Teachers have written to the government requesting a meeting over salaries with the hope that they will get a rescue package before schools open for the first term of 2023 on Monday 09 January.
The Progressive Teachers Union of Zimbabwe (PTUZ) said it would deliver a letter to the Public Service Commission (PSC) this Tuesday demanding an urgent meeting to discuss salary issues.
PTUZ president Takavafira Zhou told NewsDay:
We have written a letter today (yesterday) to the PSC requesting an urgent meeting before the end of this week to solve our grievances, and we will deliver it today.
The most important thing is to resolve the issue of salaries and conditions of service because no one can turn up for work using an eroded December salary. We have hinted at getting a rescue package before schools open and it is our hope that they will agree to our pleas.
Amalgamated Rural Teachers Union of Zimbabwe (ARTUZ) president Obert Masaraure said they had resolved to go on strike when schools open next week. He is cited by NewsDay as saying:
(Finance minister) Mthuli Ncube has killed all the hope for a successful opening of schools for the first term of 2023. The teachers remain trapped in the challenges of 2022.

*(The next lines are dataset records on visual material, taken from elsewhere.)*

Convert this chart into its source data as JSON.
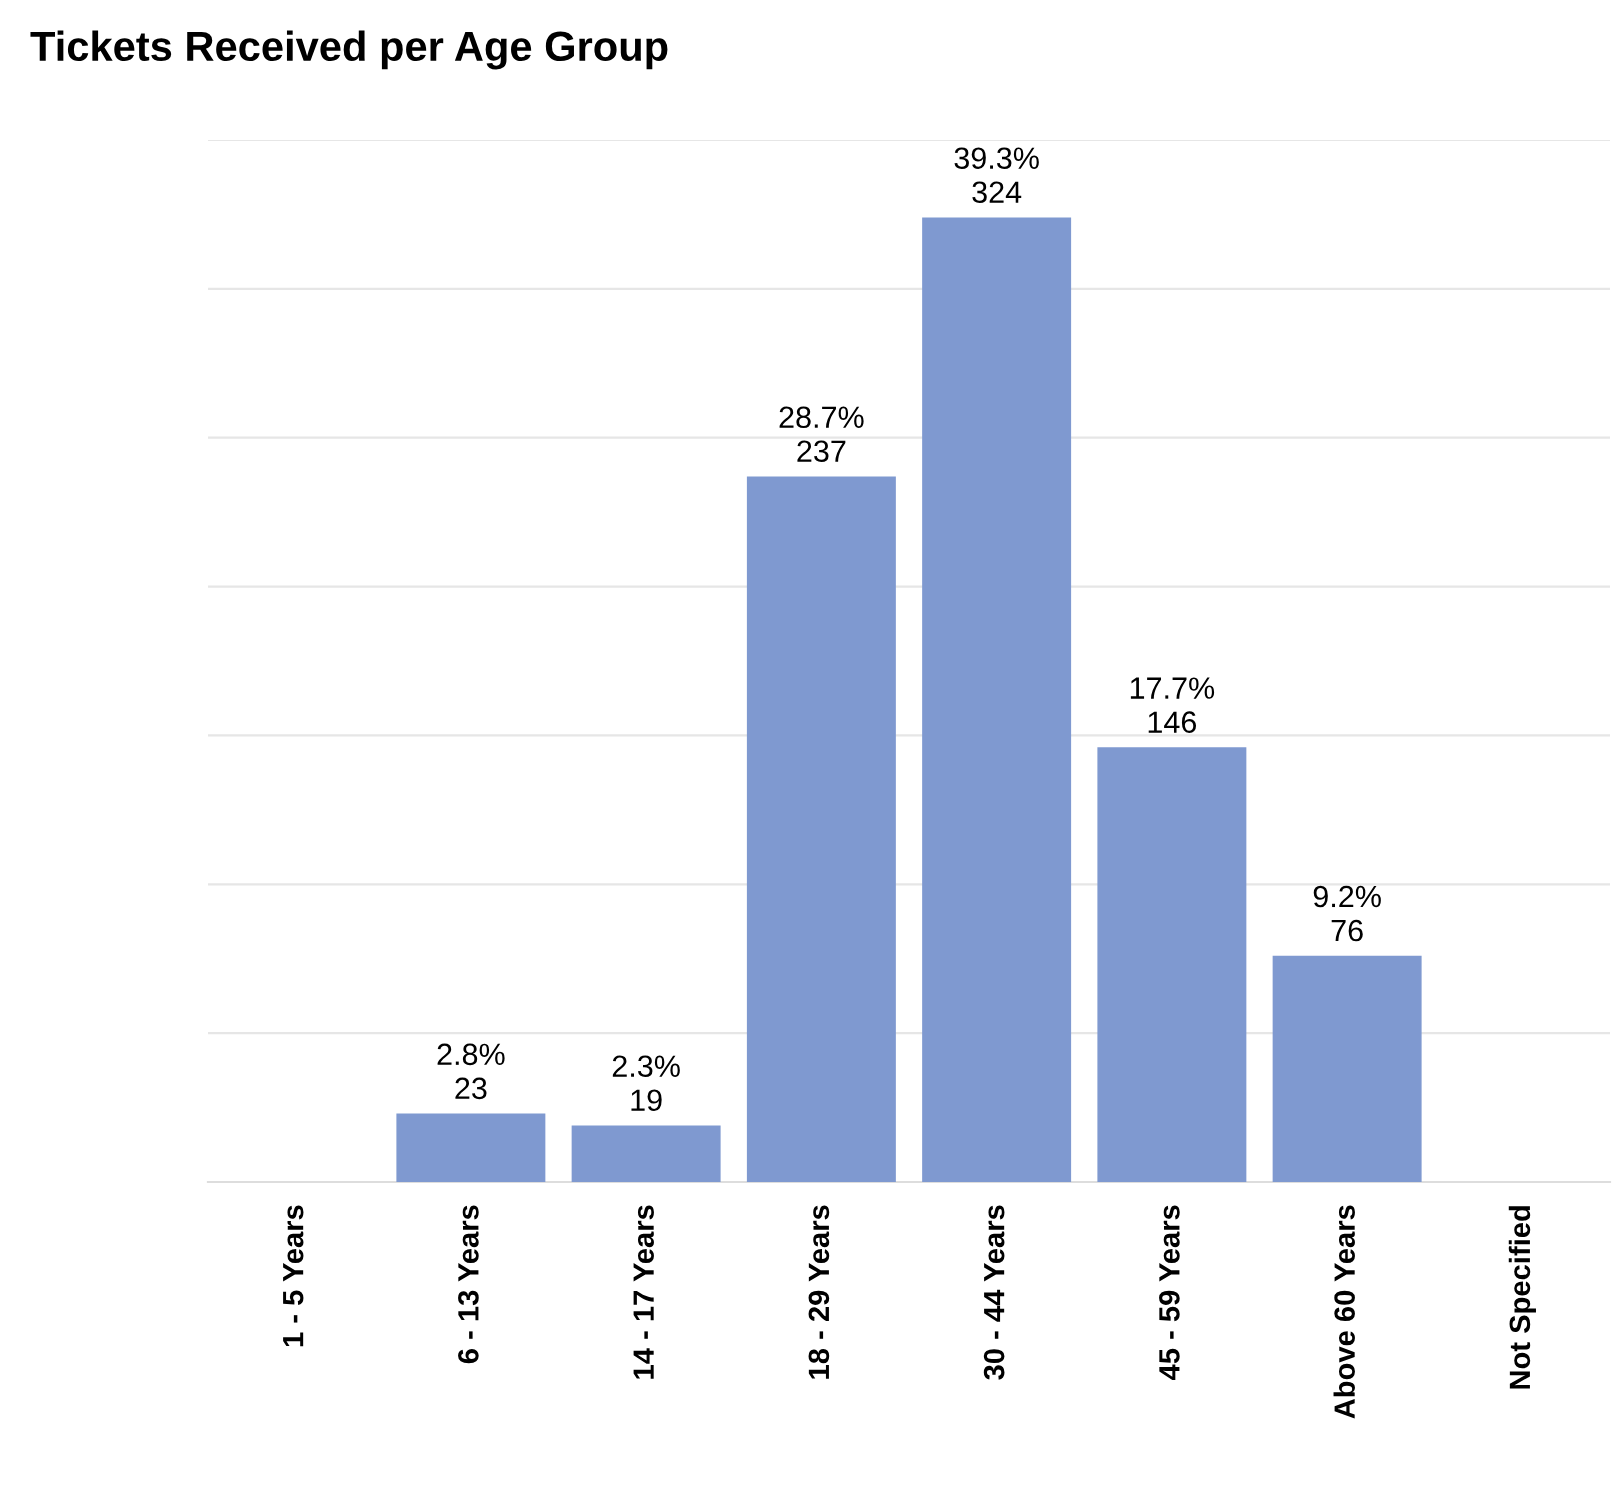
{
  "chart_data": {
    "type": "bar",
    "title": "Tickets Received per Age Group",
    "categories": [
      "1 - 5 Years",
      "6 - 13 Years",
      "14 - 17 Years",
      "18 - 29 Years",
      "30 - 44 Years",
      "45 - 59 Years",
      "Above 60 Years",
      "Not Specified"
    ],
    "values": [
      0,
      23,
      19,
      237,
      324,
      146,
      76,
      0
    ],
    "value_labels": [
      null,
      "2.8%\n23",
      "2.3%\n19",
      "28.7%\n237",
      "39.3%\n324",
      "17.7%\n146",
      "9.2%\n76",
      null
    ],
    "color": "#7f99d0",
    "ylim": [
      0,
      350
    ],
    "yticks": [
      {
        "value": 0,
        "label": null
      },
      {
        "value": 50,
        "label": null
      },
      {
        "value": 100,
        "label": null
      },
      {
        "value": 150,
        "label": null
      },
      {
        "value": 200,
        "label": null
      },
      {
        "value": 250,
        "label": null
      },
      {
        "value": 300,
        "label": null
      },
      {
        "value": 350,
        "label": null
      }
    ],
    "grid": "y",
    "tick_labels": "x"
  }
}
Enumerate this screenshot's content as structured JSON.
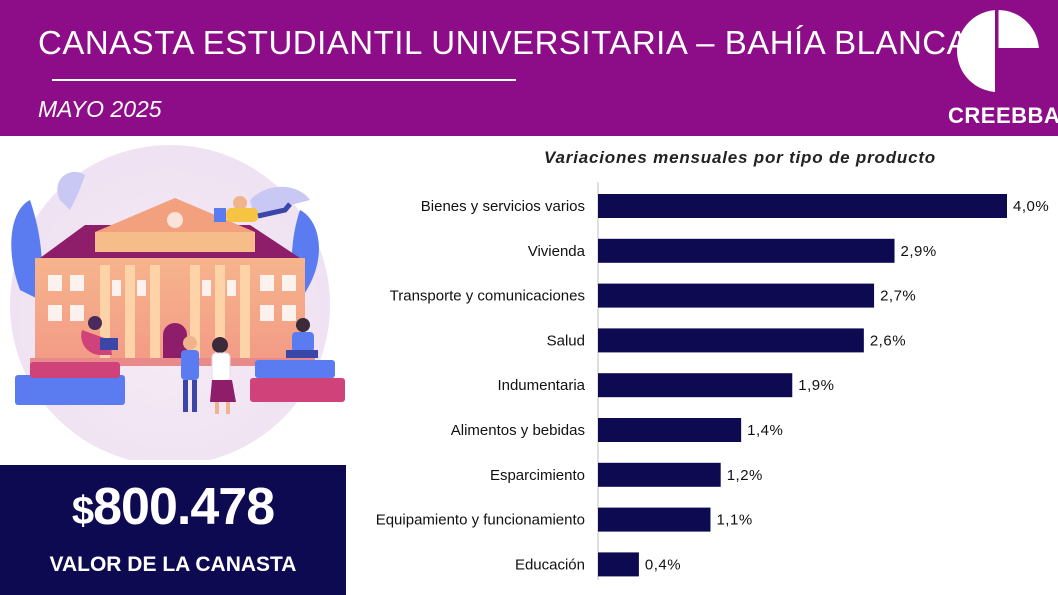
{
  "header": {
    "title": "CANASTA ESTUDIANTIL UNIVERSITARIA – BAHÍA BLANCA",
    "subtitle": "MAYO 2025",
    "logo_text": "CREEBBA"
  },
  "summary": {
    "currency": "$",
    "value": "800.478",
    "label": "VALOR DE LA CANASTA"
  },
  "colors": {
    "header": "#8d0c87",
    "bar": "#0e0a52",
    "price_box": "#0e0a52"
  },
  "icons": [
    "creebba-logo-icon",
    "university-building-illustration"
  ],
  "chart_data": {
    "type": "bar",
    "orientation": "horizontal",
    "title": "Variaciones mensuales por tipo de producto",
    "categories": [
      "Bienes y servicios varios",
      "Vivienda",
      "Transporte y comunicaciones",
      "Salud",
      "Indumentaria",
      "Alimentos y bebidas",
      "Esparcimiento",
      "Equipamiento y funcionamiento",
      "Educación"
    ],
    "values": [
      4.0,
      2.9,
      2.7,
      2.6,
      1.9,
      1.4,
      1.2,
      1.1,
      0.4
    ],
    "value_labels": [
      "4,0%",
      "2,9%",
      "2,7%",
      "2,6%",
      "1,9%",
      "1,4%",
      "1,2%",
      "1,1%",
      "0,4%"
    ],
    "xlim": [
      0,
      4.0
    ],
    "grid": false
  }
}
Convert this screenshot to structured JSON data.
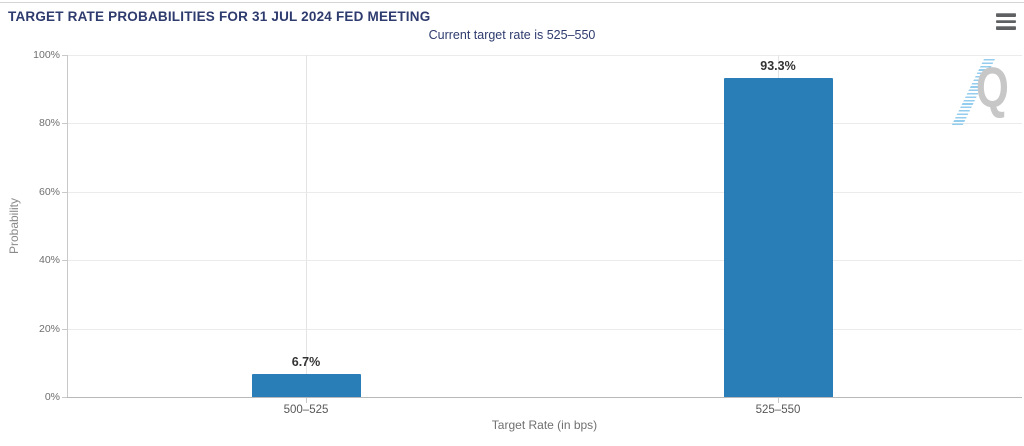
{
  "header": {
    "menu_icon": "hamburger-menu-icon"
  },
  "chart_data": {
    "type": "bar",
    "title": "TARGET RATE PROBABILITIES FOR 31 JUL 2024 FED MEETING",
    "subtitle": "Current target rate is 525–550",
    "categories": [
      "500–525",
      "525–550"
    ],
    "values": [
      6.7,
      93.3
    ],
    "value_labels": [
      "6.7%",
      "93.3%"
    ],
    "xlabel": "Target Rate (in bps)",
    "ylabel": "Probability",
    "ylim": [
      0,
      100
    ],
    "ytick_values": [
      0,
      20,
      40,
      60,
      80,
      100
    ],
    "ytick_labels": [
      "0%",
      "20%",
      "40%",
      "60%",
      "80%",
      "100%"
    ],
    "grid": true,
    "legend": false,
    "bar_color": "#2a7eb8",
    "watermark_letter": "Q"
  },
  "colors": {
    "title_navy": "#2e3b6e",
    "bar_blue": "#2a7eb8",
    "grid_line": "#ebebeb",
    "axis_line": "#c9c9c9",
    "tick_text": "#6f6f6f",
    "value_label_text": "#333333"
  }
}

We conducted a strike ballot asking teachers to decide whether they wanted to go back to work under the current salary structure. 99% of the 52 340 teachers who have participated so far are in favour of going on strike.
We are engaging other unions to see if it’s possible to go on a united nationwide strike. If union bureaucrats choose not to participate, we will be engaging in a high impact collective action led from below by the teachers themselves.
Ncube recently said the government had “tried its best” to improve the welfare of teachers and other civil servants given the circumstances.
In a statement, Zimbabwe National Union of School Heads secretary-general Munyaradzi Majoni said educators want to return to work, but need more pay to sustain themselves.
Workers have over the years demanded US$540 or better.